The main character, 72-year-old Grace Winters, suffers from anhedonai, “the inability to feel pleasure, an unfeeling, a vague lingering sadness,” but not as intense as depression. She lost her son to a bike accident when he was only nine and lost her husband four years before the story starts (and according to an NPR interview with Haig, much of the emotional struggle he embeds into Grace is based on his own experience of depression in his 20s).
But when a very old friend she has not seen in 40 years wills her a house on Ibiza, Grace, heads to this tiny island with a partying reputation but also a natural phenomenon: the Posidonia seagrass, thought to be the oldest single organism on earth at 100,000 years old.

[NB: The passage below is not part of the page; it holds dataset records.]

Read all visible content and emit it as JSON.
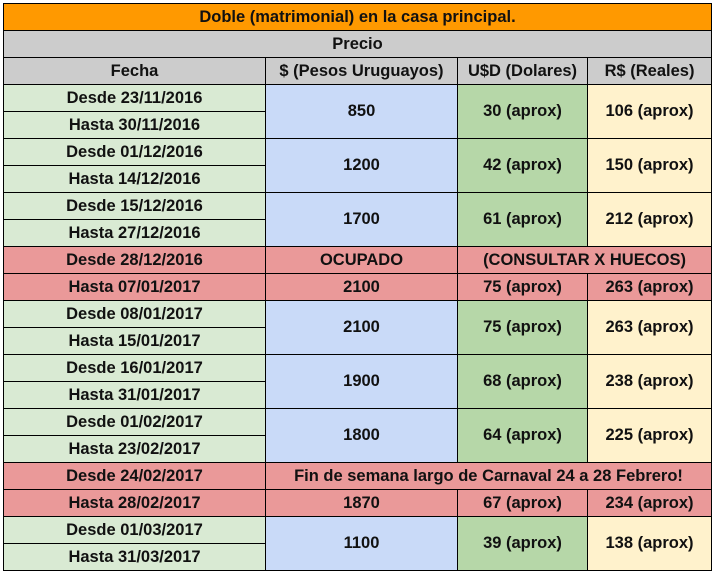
{
  "title": "Doble (matrimonial) en la casa principal.",
  "precio": "Precio",
  "headers": {
    "fecha": "Fecha",
    "pesos": "$ (Pesos Uruguayos)",
    "usd": "U$D (Dolares)",
    "brl": "R$ (Reales)"
  },
  "colors": {
    "title": "#ff9900",
    "header": "#cccccc",
    "fecha": "#d9ead3",
    "pesos": "#c9daf8",
    "usd": "#b6d7a8",
    "brl": "#fff2cc",
    "occupied": "#ea9999"
  },
  "periods": [
    {
      "desde": "Desde 23/11/2016",
      "hasta": "Hasta 30/11/2016",
      "pesos": "850",
      "usd": "30 (aprox)",
      "brl": "106 (aprox)"
    },
    {
      "desde": "Desde 01/12/2016",
      "hasta": "Hasta 14/12/2016",
      "pesos": "1200",
      "usd": "42 (aprox)",
      "brl": "150 (aprox)"
    },
    {
      "desde": "Desde 15/12/2016",
      "hasta": "Hasta 27/12/2016",
      "pesos": "1700",
      "usd": "61 (aprox)",
      "brl": "212 (aprox)"
    },
    {
      "desde": "Desde 28/12/2016",
      "hasta": "Hasta 07/01/2017",
      "note_pesos": "OCUPADO",
      "note_rest": "(CONSULTAR X HUECOS)",
      "pesos": "2100",
      "usd": "75 (aprox)",
      "brl": "263 (aprox)"
    },
    {
      "desde": "Desde 08/01/2017",
      "hasta": "Hasta 15/01/2017",
      "pesos": "2100",
      "usd": "75 (aprox)",
      "brl": "263 (aprox)"
    },
    {
      "desde": "Desde 16/01/2017",
      "hasta": "Hasta 31/01/2017",
      "pesos": "1900",
      "usd": "68 (aprox)",
      "brl": "238 (aprox)"
    },
    {
      "desde": "Desde 01/02/2017",
      "hasta": "Hasta 23/02/2017",
      "pesos": "1800",
      "usd": "64 (aprox)",
      "brl": "225 (aprox)"
    },
    {
      "desde": "Desde 24/02/2017",
      "hasta": "Hasta 28/02/2017",
      "note": "Fin de semana largo de Carnaval 24 a 28 Febrero!",
      "pesos": "1870",
      "usd": "67 (aprox)",
      "brl": "234 (aprox)"
    },
    {
      "desde": "Desde 01/03/2017",
      "hasta": "Hasta 31/03/2017",
      "pesos": "1100",
      "usd": "39 (aprox)",
      "brl": "138 (aprox)"
    }
  ]
}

And that’s when things get interesting. She’s there to find out what happened to her friend Christina, who gave her the house, but in order to do that, she has to immerse herself in Christina’s life and into the ocean and into the mystical powers of La Presencia. Magical realism has to be written really well for me to read without rolling my eyes, and much like he did in The Midnight Library, Haig swept me into this story with suspension of disbelief, something I seem to do more willingly when it relates to extraterrestrial possibilities than with religious ones.
Grace’s self deprecation gets a little tiring at times, and later, when she has a new purpose in life, her positivity platitudes also become a little trite, but if you skim past those, you get a novel that’s part mystery part environmentalism, part love story, and part paranormality. The fusion of science and magic create the possibility of a life impossible–and a good read.